Benedetto arrivava in redazione di buon mattino quando le stanze sono silenziose e si può scrivere in pace, parlare con tranquillità ai collaboratori per organizzare le pagine culturali che chiudono per prime. Magari per fermarsi poi fino a tarda sera perché qualche grande boss della Silicon Valley aveva appena aggiunto un tassello al mosaico dell’intelligenza artificiale. Oppure semplicemente perché capitavano anche due, tre riunioni nello stesso giorno, specialmente quando si avvicinava la scadenza del Bilancio della Cooperativa.

Benedetto Vecchi è stato il presidente, di nome e di fatto, del Cda, negli anni difficili dell’amministrazione controllata, dal 2013 fino a pochi mesi fa.

A lui la nostra impresa deve moltissimo. Come mente e braccio di tutta la complessa macchina burocratico-amministrativa che dirigeva neanche fosse nato per quel mestiere (che invece aveva imparato con tenace pazienza meglio di tutti).

Benedetto era un uomo di buon carattere e di grande cultura, un compagno e un amico, come quei fratelli che ci sono sempre quando c’è qualche grossa grana in famiglia e in un collettivo come il nostro stiamo parlando di quotidiana normalità.

Lui, che era approdato al manifesto agli inizi degli anni ’80, dopo la stagione politica del 77, come esperto di informatica, in punta di piedi aveva iniziato anche a scriverne con brevi articoli di informazione sulla complessa materia digitale. E da allora non si era più fermato, ampliando i suoi interessi, diventando una persona colta, di inesauribile curiosità intellettuale, scrivendo di marxismo, sociologia, movimenti, comunicazione, economia digitale, capitalismo delle piattaforme, e dunque analista e critico dell’intelligenza artificiale che produce l’automazione delle mansioni cognitive creando una strutturale disoccupazione di migliaia di lavoratori.

Ne parlava, ne discuteva, ne scriveva avendo come assillo l’incontro di queste frontiere con la politica come unico antidoto per non limitarsi alla diagnosi della tecnoutopia del machine learning.
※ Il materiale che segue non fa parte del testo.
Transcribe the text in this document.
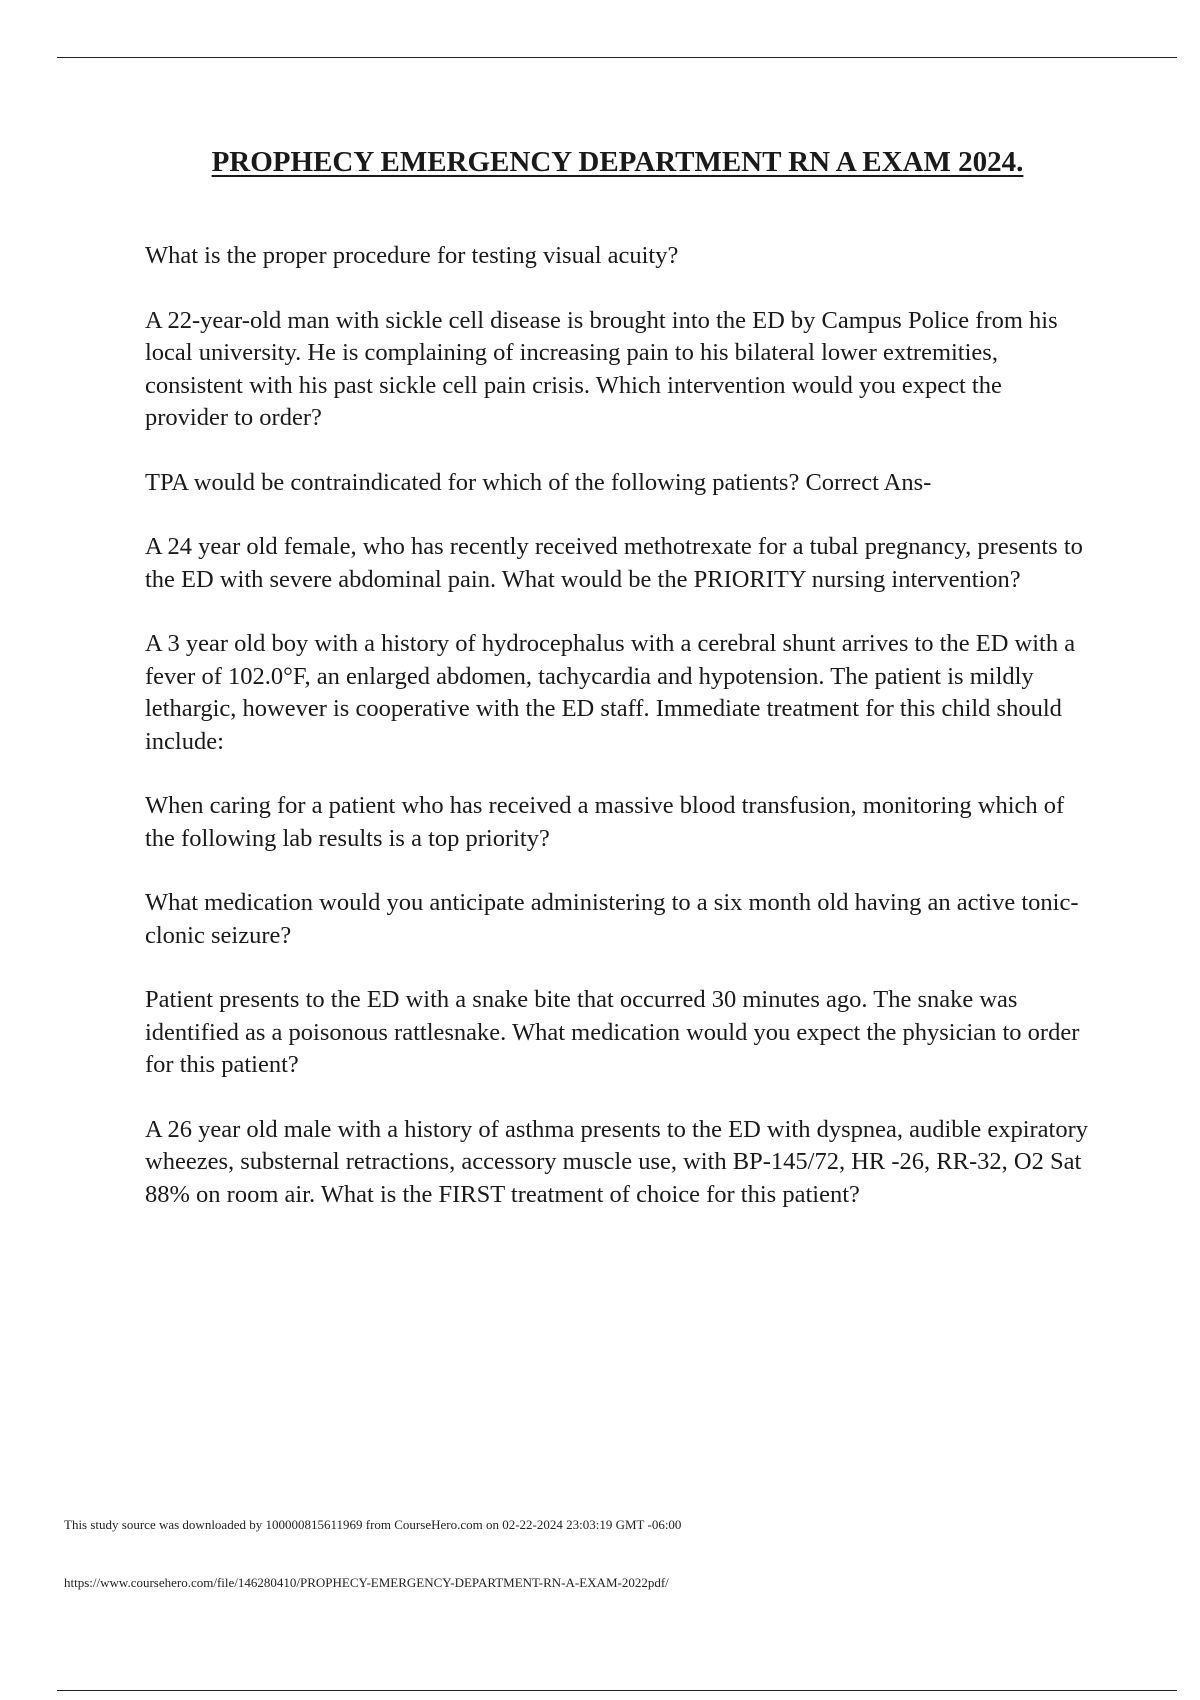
PROPHECY EMERGENCY DEPARTMENT RN A EXAM 2024.
What is the proper procedure for testing visual acuity?
A 22-year-old man with sickle cell disease is brought into the ED by Campus Police from his local university. He is complaining of increasing pain to his bilateral lower extremities, consistent with his past sickle cell pain crisis. Which intervention would you expect the provider to order?
TPA would be contraindicated for which of the following patients? Correct Ans-
A 24 year old female, who has recently received methotrexate for a tubal pregnancy, presents to the ED with severe abdominal pain. What would be the PRIORITY nursing intervention?
A 3 year old boy with a history of hydrocephalus with a cerebral shunt arrives to the ED with a fever of 102.0°F, an enlarged abdomen, tachycardia and hypotension. The patient is mildly lethargic, however is cooperative with the ED staff. Immediate treatment for this child should include:
When caring for a patient who has received a massive blood transfusion, monitoring which of the following lab results is a top priority?
What medication would you anticipate administering to a six month old having an active tonic-clonic seizure?
Patient presents to the ED with a snake bite that occurred 30 minutes ago. The snake was identified as a poisonous rattlesnake. What medication would you expect the physician to order for this patient?
A 26 year old male with a history of asthma presents to the ED with dyspnea, audible expiratory wheezes, substernal retractions, accessory muscle use, with BP-145/72, HR -26, RR-32, O2 Sat 88% on room air. What is the FIRST treatment of choice for this patient?
This study source was downloaded by 100000815611969 from CourseHero.com on 02-22-2024 23:03:19 GMT -06:00
https://www.coursehero.com/file/146280410/PROPHECY-EMERGENCY-DEPARTMENT-RN-A-EXAM-2022pdf/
Divoratore di libri e firma autorevole di articoli e saggi, Benedetto non ha mai smesso di lavorare, anzi. Da quando aveva iniziato a combattere contro la cattiva sorte, il suo impegno si era persino moltiplicato. Del resto basta uno sguardo alla sua scrivania ricolma di volumi per cogliere la voracità di pensiero che lo contraddistingueva.
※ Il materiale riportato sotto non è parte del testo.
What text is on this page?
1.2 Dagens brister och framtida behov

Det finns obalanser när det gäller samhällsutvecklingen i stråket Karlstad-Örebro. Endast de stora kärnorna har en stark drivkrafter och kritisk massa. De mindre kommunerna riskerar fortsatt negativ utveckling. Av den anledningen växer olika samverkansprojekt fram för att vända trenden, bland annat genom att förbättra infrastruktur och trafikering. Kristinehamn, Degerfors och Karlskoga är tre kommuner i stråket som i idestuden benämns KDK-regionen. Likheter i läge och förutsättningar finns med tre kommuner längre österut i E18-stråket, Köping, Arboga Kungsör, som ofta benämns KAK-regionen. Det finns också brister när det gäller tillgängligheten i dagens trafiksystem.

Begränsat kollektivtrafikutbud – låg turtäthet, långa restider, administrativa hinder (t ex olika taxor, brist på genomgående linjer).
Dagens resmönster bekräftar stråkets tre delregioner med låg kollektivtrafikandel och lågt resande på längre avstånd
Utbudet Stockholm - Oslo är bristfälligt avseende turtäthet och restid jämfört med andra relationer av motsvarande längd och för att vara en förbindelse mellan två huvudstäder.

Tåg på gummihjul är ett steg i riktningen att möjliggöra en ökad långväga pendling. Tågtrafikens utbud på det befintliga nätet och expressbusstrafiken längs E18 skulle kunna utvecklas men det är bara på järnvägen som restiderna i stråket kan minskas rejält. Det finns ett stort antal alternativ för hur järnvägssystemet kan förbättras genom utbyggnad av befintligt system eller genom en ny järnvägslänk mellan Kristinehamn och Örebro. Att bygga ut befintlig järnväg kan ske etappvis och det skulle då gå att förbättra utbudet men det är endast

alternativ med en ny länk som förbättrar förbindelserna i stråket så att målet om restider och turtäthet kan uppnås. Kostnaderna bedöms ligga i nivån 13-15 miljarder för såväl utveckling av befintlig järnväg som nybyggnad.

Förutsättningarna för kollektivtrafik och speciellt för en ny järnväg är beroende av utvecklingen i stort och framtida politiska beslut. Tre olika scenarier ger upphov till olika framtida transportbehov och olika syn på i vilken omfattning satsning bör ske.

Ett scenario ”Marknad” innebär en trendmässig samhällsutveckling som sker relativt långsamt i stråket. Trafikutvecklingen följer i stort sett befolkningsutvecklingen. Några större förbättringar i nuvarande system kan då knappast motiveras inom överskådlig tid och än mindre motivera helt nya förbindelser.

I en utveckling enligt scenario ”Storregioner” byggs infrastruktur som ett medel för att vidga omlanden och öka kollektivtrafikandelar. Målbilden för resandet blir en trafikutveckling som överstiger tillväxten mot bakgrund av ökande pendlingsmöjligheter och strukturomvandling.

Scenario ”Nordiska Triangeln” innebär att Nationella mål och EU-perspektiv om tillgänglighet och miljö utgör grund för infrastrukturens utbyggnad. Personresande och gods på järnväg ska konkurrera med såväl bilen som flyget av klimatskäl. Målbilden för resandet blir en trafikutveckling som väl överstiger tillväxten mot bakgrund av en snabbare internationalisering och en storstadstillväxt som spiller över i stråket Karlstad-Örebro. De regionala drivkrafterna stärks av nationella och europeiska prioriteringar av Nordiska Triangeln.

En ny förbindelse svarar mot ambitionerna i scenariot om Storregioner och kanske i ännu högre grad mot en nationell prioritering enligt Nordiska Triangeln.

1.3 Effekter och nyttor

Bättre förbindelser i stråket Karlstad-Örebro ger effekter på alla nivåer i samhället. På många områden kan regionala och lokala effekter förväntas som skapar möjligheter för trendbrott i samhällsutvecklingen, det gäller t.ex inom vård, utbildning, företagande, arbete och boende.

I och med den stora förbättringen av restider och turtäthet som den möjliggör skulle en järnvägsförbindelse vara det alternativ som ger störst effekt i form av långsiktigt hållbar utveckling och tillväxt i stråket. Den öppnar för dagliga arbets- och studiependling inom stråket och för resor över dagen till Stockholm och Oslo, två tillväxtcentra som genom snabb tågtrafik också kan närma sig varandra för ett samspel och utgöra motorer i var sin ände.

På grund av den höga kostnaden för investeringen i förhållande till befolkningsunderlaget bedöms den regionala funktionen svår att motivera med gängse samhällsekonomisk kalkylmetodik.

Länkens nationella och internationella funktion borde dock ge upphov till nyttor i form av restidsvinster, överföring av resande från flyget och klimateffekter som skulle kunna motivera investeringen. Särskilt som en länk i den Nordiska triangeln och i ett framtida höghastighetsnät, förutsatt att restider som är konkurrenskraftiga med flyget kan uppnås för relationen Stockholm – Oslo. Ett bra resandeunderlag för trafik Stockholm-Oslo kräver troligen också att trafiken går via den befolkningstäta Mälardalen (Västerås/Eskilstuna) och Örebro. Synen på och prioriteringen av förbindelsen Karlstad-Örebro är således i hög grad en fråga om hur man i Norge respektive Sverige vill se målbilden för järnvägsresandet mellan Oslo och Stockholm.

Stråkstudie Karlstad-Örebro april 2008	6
Rosso e esperto delle sue materie, mai supponente anche quando si cimentava con i massimi sistemi, sempre con i piedi ben piantati a terra, nella concretezza dei problemi sociali come della nostra comune cooperativa. Questioni molto pratiche, fondamentali per il buon funzionamento dell’impresa manifesto.

Non più tardi di un paio di settimane fa, prima delle feste natalizie, Benedetto era in via Bargoni, stava scrivendo un paio di recensioni, aveva appena finito un saggio per Derive&Approdi sul nesso tra Rivolta e Rivoluzione.

Come sempre quando veniva in redazione, prima di salutarci, abbiamo parlato del futuro del giornale, dei 50 anni del manifesto da organizzare il prossimo anno, proiettato dunque nel futuro prossimo, nonostante tutto.

Si dice sempre che se ne vanno i migliori, ma nel caso di Benedetto è proprio così, perché le sue riflessioni e il suo contributo teorico non è sostituibile come non sarà facile neppure venire a capo dei nostri problemi quotidiani senza la sua saggezza e il suo equilibrio di uomo gentile, che non alzava la voce, qualità mai abbastanza apprezzata.

Caro Benedetto ci mancherai moltissimo, ma questo lo sai bene, mancherai agli amici, alla tua famiglia, alle tue sorelle, e soprattutto alle tue ragazze, Laura, compagna di una vita e Marianna, giovane figlia con i tuoi occhi.